Joseph Crocome was the first doctor to reside in Otago. He was born in Bath, England, in 1811. After training as a surgeon in London he set off with a whaling ship, the Lucinda to the South Seas in 1836. Wrecked off New Caledonia in 1838, he arrived in Sydney destitute and took up the offer of a job at the Weller brothers’ station at Ōtākou to earn his passage home. After this stint on the New Zealand coast Crocome was looking forward to a return to London to establish a medical practice and enjoy a life of comfortable prosperity. On his return to Sydney in 1839, however, he discovered that his family’s fortunes, based on West Indian sugar plantations, had collapsed.
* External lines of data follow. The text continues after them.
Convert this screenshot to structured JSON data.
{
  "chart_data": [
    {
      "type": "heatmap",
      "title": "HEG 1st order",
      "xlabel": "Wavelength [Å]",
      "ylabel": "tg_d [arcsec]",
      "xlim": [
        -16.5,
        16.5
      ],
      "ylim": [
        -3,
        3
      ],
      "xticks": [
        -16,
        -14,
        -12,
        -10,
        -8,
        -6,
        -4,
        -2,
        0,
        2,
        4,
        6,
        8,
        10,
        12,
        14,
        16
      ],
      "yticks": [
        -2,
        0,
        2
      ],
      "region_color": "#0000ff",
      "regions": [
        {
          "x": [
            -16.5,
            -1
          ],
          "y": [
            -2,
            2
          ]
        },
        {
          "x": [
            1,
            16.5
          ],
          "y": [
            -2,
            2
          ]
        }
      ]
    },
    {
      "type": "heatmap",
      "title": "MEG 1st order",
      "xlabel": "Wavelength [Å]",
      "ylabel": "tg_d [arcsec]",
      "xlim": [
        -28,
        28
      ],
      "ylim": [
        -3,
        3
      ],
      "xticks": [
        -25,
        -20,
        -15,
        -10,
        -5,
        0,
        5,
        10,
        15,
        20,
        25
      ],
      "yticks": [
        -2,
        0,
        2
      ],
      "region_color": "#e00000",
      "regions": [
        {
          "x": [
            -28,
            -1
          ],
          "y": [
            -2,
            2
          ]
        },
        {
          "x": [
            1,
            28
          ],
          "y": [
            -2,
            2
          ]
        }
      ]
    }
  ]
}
He had no future in Britain.
He went back to New Zealand, this time employed by John Jones at Waikouaiti, cementing his historical status as the first resident doctor in the South Island. As well as being a doctor he was also the clerk for the whaling station and a tutor for Jones’s sons. His medical expertise was much valued in the harsh conditions of the early settlement but it was a difficult environment in which to practise. When he ran out of medical supplies he was forced to turn to Māori herbal remedies. He learnt traditional remedies from the tohuka Korako and found these very effective.
In 1844 Crocome married Arapera (Arabella) Raureka of Huirapa with whom he had four children before she died in 1851. Two surviving children were brought up by his wife’s Māori family but Crocome maintained his support of and interest in them. He subsequently married a Scottish immigrant, Mary Ann Warden, and had a further 13 children with her, of whom seven survived childhood. In 1859 Dr Crocome was appointed the first postmaster at Waikouaiti and he joined the committee for its first school.
Joseph Crocome never made it back to England. Instead he became a respected member of the Otago community, living to see Waikouaiti develop from a frontier whaling outpost to a thriving village community. He died of typhus there in 1874.